There is oil and gas production and reserves on the fringes of the South China Sea – off Vietnam, Indonesia, Malaysia, the Philippines and the PRC itself. But the volumes are low in global terms – this is no Gulf of Mexico or North Sea – and indeed in a long-gas-supply world seems gassy rather than oily. Who would explore in this region given the prior and now escalated political risks? The “purported” potential is likely to stay just that for a very long time.
The real issues for the oil and gas industry arising from the region are global stability and transit for petroleum bearing vessels.
We think the PRC will huff and puff over this – but do no more at this point. The main risk to the World is if The Donald enters the White House at the end of the year and China decides to immediately test his announced West Pacific policy of unconditional retreat and getting his allies to pay for falling American support.

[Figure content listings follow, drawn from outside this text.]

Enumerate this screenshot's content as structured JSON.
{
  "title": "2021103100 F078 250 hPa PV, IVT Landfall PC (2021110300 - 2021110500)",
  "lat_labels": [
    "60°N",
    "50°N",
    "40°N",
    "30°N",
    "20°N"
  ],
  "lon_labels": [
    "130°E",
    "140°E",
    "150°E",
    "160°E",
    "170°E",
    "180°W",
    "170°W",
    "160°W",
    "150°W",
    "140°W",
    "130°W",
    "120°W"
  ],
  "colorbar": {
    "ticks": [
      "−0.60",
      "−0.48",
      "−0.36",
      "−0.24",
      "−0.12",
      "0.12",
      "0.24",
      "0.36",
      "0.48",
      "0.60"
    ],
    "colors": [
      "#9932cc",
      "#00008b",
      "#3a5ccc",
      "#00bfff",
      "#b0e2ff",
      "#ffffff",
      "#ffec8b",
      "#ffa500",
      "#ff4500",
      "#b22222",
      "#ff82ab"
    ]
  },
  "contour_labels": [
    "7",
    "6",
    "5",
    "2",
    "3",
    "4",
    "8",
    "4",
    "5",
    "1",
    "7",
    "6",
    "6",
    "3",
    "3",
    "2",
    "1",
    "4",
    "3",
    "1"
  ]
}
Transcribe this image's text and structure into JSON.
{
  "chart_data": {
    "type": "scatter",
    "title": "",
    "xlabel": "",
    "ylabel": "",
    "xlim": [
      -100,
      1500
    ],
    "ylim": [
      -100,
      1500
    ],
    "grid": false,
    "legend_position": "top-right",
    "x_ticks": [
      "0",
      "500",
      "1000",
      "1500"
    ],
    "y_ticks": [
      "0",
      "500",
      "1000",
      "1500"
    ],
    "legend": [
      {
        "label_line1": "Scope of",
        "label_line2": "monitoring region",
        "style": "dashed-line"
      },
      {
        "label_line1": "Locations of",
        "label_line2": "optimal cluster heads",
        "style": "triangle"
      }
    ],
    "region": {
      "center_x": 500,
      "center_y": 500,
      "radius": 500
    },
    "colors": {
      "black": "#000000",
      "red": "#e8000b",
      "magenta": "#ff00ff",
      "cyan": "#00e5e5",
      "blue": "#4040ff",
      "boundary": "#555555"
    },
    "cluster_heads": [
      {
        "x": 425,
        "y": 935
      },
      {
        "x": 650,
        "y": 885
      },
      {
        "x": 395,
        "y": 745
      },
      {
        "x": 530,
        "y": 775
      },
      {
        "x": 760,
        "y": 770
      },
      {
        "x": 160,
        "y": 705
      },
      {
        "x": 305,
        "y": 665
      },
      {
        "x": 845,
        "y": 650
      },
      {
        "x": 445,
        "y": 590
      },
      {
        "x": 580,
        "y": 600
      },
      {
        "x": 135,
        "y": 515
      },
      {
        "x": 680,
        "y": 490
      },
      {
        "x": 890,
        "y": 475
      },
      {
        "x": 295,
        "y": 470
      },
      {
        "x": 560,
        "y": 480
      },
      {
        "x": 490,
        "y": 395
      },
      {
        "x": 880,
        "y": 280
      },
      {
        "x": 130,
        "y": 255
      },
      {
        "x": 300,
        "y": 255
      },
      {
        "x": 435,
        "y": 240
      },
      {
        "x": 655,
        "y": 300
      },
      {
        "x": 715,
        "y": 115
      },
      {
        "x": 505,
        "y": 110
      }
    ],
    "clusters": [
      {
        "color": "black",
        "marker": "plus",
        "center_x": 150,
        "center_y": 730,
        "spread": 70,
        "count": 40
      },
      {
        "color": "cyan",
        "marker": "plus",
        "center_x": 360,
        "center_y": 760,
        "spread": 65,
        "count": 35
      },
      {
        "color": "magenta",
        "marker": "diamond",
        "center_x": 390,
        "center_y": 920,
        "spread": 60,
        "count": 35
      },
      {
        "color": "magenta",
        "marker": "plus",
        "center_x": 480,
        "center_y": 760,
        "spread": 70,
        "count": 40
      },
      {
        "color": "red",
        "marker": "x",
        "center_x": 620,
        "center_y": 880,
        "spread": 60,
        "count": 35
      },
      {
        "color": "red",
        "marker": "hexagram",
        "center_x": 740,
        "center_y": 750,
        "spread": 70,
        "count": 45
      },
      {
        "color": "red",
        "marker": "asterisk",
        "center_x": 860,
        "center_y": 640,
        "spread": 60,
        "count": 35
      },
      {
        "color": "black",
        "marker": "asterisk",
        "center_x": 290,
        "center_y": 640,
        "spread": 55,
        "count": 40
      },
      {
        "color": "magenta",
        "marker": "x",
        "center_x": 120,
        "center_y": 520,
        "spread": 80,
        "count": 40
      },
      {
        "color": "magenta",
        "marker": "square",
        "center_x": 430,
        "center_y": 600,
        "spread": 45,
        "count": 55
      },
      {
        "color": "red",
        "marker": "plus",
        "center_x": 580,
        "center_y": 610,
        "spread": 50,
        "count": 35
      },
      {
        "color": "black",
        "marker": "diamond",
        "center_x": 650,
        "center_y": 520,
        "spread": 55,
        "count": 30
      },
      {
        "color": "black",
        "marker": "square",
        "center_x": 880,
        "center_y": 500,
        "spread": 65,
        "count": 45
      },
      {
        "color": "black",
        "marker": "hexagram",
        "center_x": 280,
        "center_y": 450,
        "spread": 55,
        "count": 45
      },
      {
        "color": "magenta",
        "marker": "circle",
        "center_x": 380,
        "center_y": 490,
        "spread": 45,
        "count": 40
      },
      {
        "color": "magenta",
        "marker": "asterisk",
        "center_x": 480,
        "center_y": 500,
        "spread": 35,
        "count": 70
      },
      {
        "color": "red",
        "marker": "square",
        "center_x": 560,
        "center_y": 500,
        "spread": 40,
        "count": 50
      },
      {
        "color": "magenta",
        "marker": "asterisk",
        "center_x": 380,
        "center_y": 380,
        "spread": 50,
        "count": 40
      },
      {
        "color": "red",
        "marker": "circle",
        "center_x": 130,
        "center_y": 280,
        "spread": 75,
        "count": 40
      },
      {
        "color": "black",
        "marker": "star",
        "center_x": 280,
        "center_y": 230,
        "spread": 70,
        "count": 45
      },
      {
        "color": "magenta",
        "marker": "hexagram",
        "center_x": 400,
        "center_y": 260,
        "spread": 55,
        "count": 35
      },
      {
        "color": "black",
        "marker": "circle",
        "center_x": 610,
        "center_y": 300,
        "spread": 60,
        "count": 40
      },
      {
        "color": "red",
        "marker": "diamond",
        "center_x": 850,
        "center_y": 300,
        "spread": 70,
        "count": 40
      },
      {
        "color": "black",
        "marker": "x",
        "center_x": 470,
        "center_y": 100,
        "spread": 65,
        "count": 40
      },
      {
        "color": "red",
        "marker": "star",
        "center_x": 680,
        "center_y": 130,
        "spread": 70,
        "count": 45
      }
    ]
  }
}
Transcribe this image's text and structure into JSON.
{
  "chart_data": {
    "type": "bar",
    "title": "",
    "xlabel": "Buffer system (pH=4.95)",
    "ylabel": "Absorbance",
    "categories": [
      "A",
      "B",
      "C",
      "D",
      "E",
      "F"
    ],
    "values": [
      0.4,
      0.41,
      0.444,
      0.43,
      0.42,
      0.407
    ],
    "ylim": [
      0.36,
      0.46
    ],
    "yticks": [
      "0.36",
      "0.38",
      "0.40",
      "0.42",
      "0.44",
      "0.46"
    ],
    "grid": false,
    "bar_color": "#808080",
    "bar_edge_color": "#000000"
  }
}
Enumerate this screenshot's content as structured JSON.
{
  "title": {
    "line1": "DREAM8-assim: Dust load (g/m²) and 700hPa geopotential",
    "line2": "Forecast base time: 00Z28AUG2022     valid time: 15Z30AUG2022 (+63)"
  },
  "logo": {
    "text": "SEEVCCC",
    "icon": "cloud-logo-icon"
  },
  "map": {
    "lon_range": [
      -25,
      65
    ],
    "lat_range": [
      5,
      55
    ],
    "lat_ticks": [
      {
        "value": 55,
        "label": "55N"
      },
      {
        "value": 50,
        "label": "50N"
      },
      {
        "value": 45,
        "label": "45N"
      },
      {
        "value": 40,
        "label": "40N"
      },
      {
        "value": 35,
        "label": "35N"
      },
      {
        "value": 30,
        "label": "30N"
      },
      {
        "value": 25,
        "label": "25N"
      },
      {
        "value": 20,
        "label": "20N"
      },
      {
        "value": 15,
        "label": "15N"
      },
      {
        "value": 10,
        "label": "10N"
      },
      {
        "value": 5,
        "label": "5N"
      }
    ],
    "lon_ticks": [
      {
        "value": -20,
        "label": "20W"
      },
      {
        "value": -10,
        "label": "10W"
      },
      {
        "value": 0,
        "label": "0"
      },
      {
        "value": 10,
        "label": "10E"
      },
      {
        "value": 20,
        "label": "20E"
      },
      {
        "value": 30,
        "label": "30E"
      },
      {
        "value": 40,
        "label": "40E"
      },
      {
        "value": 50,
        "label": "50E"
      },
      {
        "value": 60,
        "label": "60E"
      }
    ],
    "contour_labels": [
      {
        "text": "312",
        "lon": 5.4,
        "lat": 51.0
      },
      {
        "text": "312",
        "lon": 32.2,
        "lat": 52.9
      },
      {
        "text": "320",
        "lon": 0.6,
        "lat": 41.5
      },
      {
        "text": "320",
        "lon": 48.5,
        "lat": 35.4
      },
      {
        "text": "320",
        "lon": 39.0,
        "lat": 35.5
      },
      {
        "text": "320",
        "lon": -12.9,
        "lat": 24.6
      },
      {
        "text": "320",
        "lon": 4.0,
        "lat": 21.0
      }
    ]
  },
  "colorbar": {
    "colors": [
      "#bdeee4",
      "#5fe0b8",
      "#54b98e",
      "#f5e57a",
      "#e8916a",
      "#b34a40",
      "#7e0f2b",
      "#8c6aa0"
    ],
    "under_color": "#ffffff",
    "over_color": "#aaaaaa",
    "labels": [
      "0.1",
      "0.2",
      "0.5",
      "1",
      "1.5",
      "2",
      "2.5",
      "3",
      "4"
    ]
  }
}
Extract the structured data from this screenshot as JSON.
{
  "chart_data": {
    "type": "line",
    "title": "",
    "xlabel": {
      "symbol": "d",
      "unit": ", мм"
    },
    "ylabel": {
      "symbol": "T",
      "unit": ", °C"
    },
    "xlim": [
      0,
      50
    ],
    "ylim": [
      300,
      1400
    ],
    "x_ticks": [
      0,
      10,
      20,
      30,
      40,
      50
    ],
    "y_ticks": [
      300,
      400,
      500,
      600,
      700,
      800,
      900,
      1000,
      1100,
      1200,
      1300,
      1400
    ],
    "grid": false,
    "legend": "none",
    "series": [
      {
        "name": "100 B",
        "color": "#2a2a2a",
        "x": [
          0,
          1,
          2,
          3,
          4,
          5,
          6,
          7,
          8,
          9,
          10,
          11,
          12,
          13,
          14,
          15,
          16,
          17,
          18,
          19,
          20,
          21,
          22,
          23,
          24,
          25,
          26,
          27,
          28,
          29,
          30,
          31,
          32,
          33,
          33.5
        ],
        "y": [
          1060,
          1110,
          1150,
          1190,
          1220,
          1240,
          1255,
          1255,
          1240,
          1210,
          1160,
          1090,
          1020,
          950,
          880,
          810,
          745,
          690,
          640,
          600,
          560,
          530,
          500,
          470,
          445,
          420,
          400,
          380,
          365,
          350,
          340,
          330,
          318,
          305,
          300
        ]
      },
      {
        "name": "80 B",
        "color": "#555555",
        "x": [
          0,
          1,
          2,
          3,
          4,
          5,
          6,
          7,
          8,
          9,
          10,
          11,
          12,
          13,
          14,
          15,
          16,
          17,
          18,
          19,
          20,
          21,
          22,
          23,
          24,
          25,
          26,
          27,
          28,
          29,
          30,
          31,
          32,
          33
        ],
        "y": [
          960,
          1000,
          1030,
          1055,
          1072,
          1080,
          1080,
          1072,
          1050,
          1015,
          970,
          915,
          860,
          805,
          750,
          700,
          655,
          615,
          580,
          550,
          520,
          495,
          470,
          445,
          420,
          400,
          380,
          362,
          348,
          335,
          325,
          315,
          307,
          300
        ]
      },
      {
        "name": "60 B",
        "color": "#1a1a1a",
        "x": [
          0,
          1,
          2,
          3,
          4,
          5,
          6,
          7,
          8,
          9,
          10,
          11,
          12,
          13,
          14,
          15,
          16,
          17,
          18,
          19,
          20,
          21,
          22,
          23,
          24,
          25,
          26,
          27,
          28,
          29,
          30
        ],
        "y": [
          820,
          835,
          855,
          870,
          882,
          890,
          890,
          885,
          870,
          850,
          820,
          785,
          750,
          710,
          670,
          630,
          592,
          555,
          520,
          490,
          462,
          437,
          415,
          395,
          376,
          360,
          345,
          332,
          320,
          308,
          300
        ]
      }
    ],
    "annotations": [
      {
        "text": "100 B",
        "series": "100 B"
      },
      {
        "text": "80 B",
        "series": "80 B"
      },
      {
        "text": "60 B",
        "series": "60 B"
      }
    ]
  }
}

Hello Australia! We live near here! (I better check my EU, I mean British, I mean Scottish, passport out…).
Crude prices bounced strongly over-night, closing up nearly 5% at US$48.17 (Brent) and US$46.62 (WTI). The Reuters and API estimates of tomorrow’s EIA crude/product inventory numbers were quite bullish. Market commentators also referred to the slippery “technicals” again (the thing to refer to when things move for less obvious reasons).
Henry Hub also came back – although only 1% to US$2.73.
LNG and international gas
To the surprise of few, the Shell led Kitimat LNG project located in Western Canada announced yesterday that it had deferred the making of any FID decision indefinitely.
This decision reflects the general tightness of LNG markets, particular issues associated with Western Canada – e.g. likely high greenfields construction costs, stakeholder opposition from indigenous and green groups, etc.
It also reflects the likelihood that Shell has better LNG projects elsewhere. The best of those might be the expansion of Sakhalin LNG off Eastern Siberia. Readers may recall Shell’s CEO signing MOUs in Russia recently on this and other topics. What’s the Russian for “quid pro quo?”
Governments, fracking, etc
The liquidators of failed underground coal gasification (and conventional hydrocarbon) company Linc Energy have apparently done a deal to sell certain assets – but not the UCG assets in Queensland which appear to have caused major pollution problems.
The conventional assets include exploration acreage in South Australia’s North which the company said a few years ago contained “gazillions” (if memory serves us correctly) of barrels of oil. Buyers for this would be few – we speculate a Chinese company.
Domestic gas markets
Its cold down here in South Australia! (but not if you have ever lived in the UK, the US, Europe, China, etc, etc, etc). That has caused local electricity and gas prices to spike (the latter to ~A$26/GJ).
A classic demonstration of market inefficiencies – the Queensland LNG producers should capture this market (it is not even that high volume) rather than sell to Asian customers at fractions of these prices.
And if they don’t – Governments will be watching.
Company news – InterOil
InterOil said yesterday that an un-named party was continuing to do due diligence. The media still expects this party to be Exxon.
Quote of the day
Another quote from US based industry commentator Art Berman on the oil price consequences of the capex cuts over the last year or so:
“Half a trillion dollars. That is going to come back and hammer us. It is absolutely going to hammer us. You can’t do that. You can’t do that in any business and you certainly can’t do it in a capital-intensive long-term business like we are in.”